Using cylindrical coordinates for flux through a surface

Question

https://sites.science.oregonstate.edu/math/home/programs/undergrad/CalculusQuestStudyGuides/vcalc/flux/flux.html

"Find the flux of the vector field <y,x,z> in the negative z direction through the part of the surface z=g(x,y)=16-x^2-y^2 that lies above the xy plane" (quoted verbatim)

I'm tryng to do the question at the bottom but I'm messing up on the integral part of $\iint_{S} F \cdot dS = \iint_{D} F \cdot (r_s \times r_\theta) dA$ (here $s$ is the radiuS)

For my normal, since I thought $r = \langle r \cos \theta , r \sin \theta, 16-r^2 \rangle$, I thought it would be something like this: $$ n = \begin{vmatrix} i & j & k \\ \cos \theta & \sin \theta & -2r \\ -r \sin \theta & r \cos \theta & 0 \end{vmatrix} $$

And $F = \langle r\sin\theta, r\cos\theta , 16-r^2 \rangle$?

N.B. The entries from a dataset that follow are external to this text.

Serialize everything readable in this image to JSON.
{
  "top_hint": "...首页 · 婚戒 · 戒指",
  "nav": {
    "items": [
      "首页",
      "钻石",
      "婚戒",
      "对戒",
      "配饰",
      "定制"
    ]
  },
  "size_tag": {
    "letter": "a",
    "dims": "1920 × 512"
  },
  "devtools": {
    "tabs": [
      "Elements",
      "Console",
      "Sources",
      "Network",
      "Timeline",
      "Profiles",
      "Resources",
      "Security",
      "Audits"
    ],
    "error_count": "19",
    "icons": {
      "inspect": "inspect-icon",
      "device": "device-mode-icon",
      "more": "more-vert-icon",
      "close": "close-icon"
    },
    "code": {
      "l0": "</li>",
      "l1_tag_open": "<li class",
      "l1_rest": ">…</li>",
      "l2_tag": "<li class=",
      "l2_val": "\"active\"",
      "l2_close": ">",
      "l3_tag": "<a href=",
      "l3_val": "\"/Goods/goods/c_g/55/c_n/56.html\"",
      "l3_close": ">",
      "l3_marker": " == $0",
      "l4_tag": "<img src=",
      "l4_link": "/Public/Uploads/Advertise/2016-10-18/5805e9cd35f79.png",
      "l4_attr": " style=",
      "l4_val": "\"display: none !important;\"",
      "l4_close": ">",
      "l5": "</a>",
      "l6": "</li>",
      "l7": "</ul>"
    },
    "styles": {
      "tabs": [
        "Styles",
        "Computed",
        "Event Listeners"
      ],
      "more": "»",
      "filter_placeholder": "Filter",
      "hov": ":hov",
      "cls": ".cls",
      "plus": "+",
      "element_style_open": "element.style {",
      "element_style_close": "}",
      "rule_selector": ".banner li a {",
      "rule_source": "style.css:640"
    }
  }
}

I'm able to get down to how the normal vector is $n = \langle 2r^2 \cos \theta , -2r^2 \sin \theta, r \rangle$ and then $F\cdot n = 16r-r^3$ but that doesn't seems to work in the integral because I get something that isn't $128\pi$ (I'll be flipping the sign at the end so that I get the downward direction)

From my equation of $r(s, \theta)$ I have $s \in [0,4]$ and $\theta \in [0,2\pi]$ and I know that $$ \int_{0}^{2\pi} \int_{0}^{4} 16r - r^3 dr d \theta = 128\pi$$ but I don't think that's how the $dA$ should work in cylindrical coordinates? Shouldn't it be $r \ dr \ d\theta$? But then $$ \int_{0}^{2\pi} \int_{0}^{4} (16r - r^3) r dr d \theta \neq 128\pi$$

So my question is, if my $F\cdot n$ is correct, then how do I set up the integral in cylindrical coordinates to get the right answer.

Answer 1

Too long for a comment:

• The author's correct expression for $\mathbf{F\cdot n}$ is $$\tag1 \mathbf{F\cdot n}=-4xy-z=-4xy-16+x^2+y^2\,. $$

• When we convert this to cylindrical coordinates we get $$\tag2 \mathbf{F\cdot n}=-4r^2\sin\theta\cos\theta-16+r^2\,. $$

• Now I give you hints to go your hard route: to get the correct expression for the normal vector in cylindrical coordinates you express the surface as a level set of the function $$\tag3 f(x,y,z)=16-x^2-y^2-z=16-r^2-z\,. $$

• We know that $\nabla f$ is a normal vector. Hence $$\tag4 \mathbf{n}=\pmatrix{-2x\\-2y\\-z}\quad\text{ (author) or, going your route, }\quad\mathbf{n}=\pmatrix{-2r\\0\\-z}\,. $$

• To get $\mathbf{F}=(y,x,z)$ in cylindrical coordinates you have to use a conversion formula in the link I already gave:

\begin{align}\tag5 F^x&=F^r\cos\theta-rF^\theta\sin\theta\,,\\[2mm]\tag6 F^y&=F^r\sin\theta+rF^\theta\cos\theta\,,\\[2mm]\tag7 F^z&=F^z\,, \end{align} or equivalently, \begin{align}\tag8 F^r&=F^x\cos\theta+F^y\sin\theta\,,\\[2mm]\tag9 F^\theta&=-\frac1rF^x\sin\theta+\frac 1rF^y\cos\theta\,, \\[2mm]\tag{10} F^z&=F^z\,. \end{align}

• You will get an $\mathbf F=(F^r,F^\theta,F^z)$ in cylindrical coordinates which will lead to the correct dot product from above:

$$\tag{11}\boxed{\quad\mathbf{F}=\pmatrix{2r\sin\theta\cos\theta\\-\sin^2\theta+\cos^2\theta\\z}\,.\quad}$$

• This is another useful post where it is explained in detail how vectors differ from scalars or points on the manifold when converted to different coordinates systems.

Answer 2

Your expression for $F \cdot n$ is not correct. Remember that when you are working in different coordinate systems, you should be able to recover the same expressions for all vectors and expressions. If you convert $16 r - r^3$ back to cartesian coordinates, you see that it does not match up to the formulas in the link.

Recheck your (converted) expressions for $F$ and $n$. It could help to transform the calculated values in the link, and see if you get the same expressions when starting in cylindrical coordinates.